Improving the behaviors of foam concrete through the use of composite binder

Abstract

The most important task in the production of foam concrete is the selection of silica-containing components from both natural and technogenic raw materials, the use of which can not only reduce the consumption of the most energy-intensive and expensive component of foam concrete/Portland cement, but also allows to control the process of structure formation. The novelty of the paper is to identify the scientific patterns of the process control to foam concrete microstructure formation by using the system “Portland cement - opoka marl-fly ash” as a composite binder.
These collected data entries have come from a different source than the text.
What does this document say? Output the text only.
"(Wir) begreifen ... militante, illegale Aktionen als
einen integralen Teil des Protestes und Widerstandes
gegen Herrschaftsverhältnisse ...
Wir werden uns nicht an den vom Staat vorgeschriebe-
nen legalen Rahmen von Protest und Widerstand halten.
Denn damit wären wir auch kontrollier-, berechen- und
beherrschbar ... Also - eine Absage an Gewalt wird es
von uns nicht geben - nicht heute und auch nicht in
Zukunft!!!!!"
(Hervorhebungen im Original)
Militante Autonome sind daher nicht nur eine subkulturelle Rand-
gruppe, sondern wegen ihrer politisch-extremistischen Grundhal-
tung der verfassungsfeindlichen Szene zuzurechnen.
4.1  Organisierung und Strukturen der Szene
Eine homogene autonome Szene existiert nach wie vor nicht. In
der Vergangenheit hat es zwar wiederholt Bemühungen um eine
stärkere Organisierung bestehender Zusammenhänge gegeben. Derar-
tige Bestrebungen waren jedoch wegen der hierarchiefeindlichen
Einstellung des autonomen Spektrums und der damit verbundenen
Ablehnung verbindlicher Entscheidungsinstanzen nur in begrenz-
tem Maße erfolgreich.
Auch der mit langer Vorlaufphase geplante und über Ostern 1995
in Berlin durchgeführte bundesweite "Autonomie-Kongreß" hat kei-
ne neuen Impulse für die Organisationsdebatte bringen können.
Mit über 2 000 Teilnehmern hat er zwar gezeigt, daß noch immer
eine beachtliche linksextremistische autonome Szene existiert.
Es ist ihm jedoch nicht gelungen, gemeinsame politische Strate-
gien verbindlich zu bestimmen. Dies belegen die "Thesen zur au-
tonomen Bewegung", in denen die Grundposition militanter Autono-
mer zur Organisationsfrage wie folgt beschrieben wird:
The composite binders obtained by mechanochemical activation of Portland cement, opoka marl and fly ash were prepared as the novel compositions, based on which the concretes with improved behaviors are created. The physico mechanical characteristics of the concretes were researched by a series of tests including heat intensity of hydration, shrinkage, average density, and compressive strength, in addition to the durability characteristics (freeze-thaw resistance, vapor permeability) and thermal conductivity. The morphology and microstructure of the obtained cement pastes and concretes was studied by a complex of methods, including SEM images, XRD analysis and DTA analysis. For the first time, the scientific data on the properties of the composite binders and the foam concrete based on it were obtained. The nature of the influence of fly ash on the microstructure formation processes of the foam concrete mix for wall materials is revealed. The composite binders obtained by milling components have a compressive strength of up to 60 MPa with cement savings of up to 40%. Based on the composite binder, the foam concrete with a density of 500–700 kg/m3 with a compressive strength of up to 4.26 MPa were obtained.